8.3 Females and Males of Reproductive Potential
Pregnancy Testing
POMALYST can cause fetal harm when administered
during pregnancy [see Use in Specific Populations
(8.1)]. Verify the pregnancy status of females of
reproductive potential prior to initiating POMALYST
therapy and during therapy. Advise females of
reproductive potential that they must avoid
pregnancy 4 weeks before therapy, while taking
POMALYST, during dose interruptions and for at
least 4 weeks after completing therapy.
Females of reproductive potential must have 2
negative pregnancy tests before initiating POMALYST.

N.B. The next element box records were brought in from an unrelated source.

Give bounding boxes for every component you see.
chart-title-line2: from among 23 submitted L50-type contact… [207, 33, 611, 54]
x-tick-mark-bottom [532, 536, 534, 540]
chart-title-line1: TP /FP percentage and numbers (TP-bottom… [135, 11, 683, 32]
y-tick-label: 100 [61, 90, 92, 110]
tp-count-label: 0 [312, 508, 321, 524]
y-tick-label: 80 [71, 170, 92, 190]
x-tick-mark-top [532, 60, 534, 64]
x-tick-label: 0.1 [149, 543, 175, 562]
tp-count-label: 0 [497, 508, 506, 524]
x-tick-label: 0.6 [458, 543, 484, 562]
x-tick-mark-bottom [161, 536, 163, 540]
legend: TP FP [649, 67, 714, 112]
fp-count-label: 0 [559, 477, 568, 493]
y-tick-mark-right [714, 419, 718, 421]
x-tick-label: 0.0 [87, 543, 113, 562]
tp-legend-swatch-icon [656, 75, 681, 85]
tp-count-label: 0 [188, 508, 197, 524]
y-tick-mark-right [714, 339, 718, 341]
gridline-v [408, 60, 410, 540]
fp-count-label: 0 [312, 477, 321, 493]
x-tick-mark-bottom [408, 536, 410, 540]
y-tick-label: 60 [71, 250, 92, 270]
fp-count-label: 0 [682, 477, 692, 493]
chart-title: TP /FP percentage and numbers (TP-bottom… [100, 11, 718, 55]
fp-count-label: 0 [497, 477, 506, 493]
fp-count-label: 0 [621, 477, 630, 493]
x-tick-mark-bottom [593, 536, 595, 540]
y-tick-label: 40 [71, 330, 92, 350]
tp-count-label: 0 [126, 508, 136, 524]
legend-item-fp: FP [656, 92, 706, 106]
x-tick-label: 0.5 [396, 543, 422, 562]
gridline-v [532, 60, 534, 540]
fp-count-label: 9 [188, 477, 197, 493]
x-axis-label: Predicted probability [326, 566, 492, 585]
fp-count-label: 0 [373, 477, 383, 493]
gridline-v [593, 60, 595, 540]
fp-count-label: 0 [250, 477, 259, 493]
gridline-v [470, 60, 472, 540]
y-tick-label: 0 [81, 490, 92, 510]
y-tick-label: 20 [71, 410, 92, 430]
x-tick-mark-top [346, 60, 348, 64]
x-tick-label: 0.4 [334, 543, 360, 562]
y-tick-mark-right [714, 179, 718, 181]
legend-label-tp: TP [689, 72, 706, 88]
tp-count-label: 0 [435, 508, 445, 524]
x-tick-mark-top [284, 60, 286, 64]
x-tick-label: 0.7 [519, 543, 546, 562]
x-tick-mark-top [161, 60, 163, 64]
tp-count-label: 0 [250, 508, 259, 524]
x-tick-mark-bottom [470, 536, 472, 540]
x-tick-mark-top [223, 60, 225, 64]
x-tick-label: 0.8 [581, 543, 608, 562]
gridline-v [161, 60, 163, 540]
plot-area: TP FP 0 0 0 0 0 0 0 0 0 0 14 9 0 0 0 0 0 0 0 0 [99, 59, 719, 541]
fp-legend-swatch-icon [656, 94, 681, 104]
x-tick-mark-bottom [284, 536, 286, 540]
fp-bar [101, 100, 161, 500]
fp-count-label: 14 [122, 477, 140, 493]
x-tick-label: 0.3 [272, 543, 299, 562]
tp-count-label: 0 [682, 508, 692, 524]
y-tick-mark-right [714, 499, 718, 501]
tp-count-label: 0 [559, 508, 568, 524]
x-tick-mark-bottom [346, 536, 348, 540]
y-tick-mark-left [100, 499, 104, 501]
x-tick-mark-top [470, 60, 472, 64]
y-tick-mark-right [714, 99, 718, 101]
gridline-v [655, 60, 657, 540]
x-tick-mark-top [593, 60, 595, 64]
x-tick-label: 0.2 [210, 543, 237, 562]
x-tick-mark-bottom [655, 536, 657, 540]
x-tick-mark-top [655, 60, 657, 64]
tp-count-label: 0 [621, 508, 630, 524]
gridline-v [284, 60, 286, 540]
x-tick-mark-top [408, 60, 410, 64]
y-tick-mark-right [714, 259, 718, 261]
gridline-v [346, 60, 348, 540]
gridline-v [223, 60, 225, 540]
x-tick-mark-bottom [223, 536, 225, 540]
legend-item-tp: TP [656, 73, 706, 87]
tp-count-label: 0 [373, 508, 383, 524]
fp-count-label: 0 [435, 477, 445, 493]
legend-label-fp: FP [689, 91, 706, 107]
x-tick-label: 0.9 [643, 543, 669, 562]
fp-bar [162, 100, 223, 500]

The first test should be performed within 10-14 days,
and the second test within 24 hours prior to
prescribing POMALYST. Once treatment has started
and during dose interruptions, pregnancy testing for
females of reproductive potential should occur weekly
during the first 4 weeks of use, then pregnancy
testing should be repeated every 4 weeks in females
with regular menstrual cycles. If menstrual cycles
are irregular, the pregnancy testing should occur
every 2 weeks. Pregnancy testing and counseling
should be performed if a patient misses her period
or if there is any abnormality in her menstrual
bleeding. POMALYST treatment must be discontinued
during this evaluation.
Contraception
Females
Females of reproductive potential must commit
either to abstain continuously from heterosexual
sexual intercourse or to use 2 methods of reliable
birth control simultaneously: one highly effective
form of contraception – tubal ligation, IUD, hormonal
(birth control pills, injections, hormonal patches,
vaginal rings, or implants), or partner’s vasectomy,
and 1 additional effective contraceptive method –
male latex or synthetic condom, diaphragm, or
cervical cap. Contraception must begin 4 weeks
prior to initiating treatment with POMALYST, during
therapy, during dose interruptions, and continuing
for 4 weeks following discontinuation of POMALYST
therapy. Reliable contraception is indicated even
where there has been a history of infertility, unless
due to hysterectomy. Females of reproductive
potential should be referred to a qualified provider
of contraceptive methods, if needed.
Males
Pomalidomide is present in the semen of males
who take POMALYST. Therefore, males must always
use a latex or synthetic condom during any sexual
contact with females of reproductive potential
while taking POMALYST and for up to 4 weeks
after discontinuing POMALYST, even if they have
undergone a successful vasectomy. Male patients
taking POMALYST must not donate sperm.
Infertility
Based on findings in animals, female fertility may
be compromised by treatment with POMALYST
[see Nonclinical Toxicology (13.1)].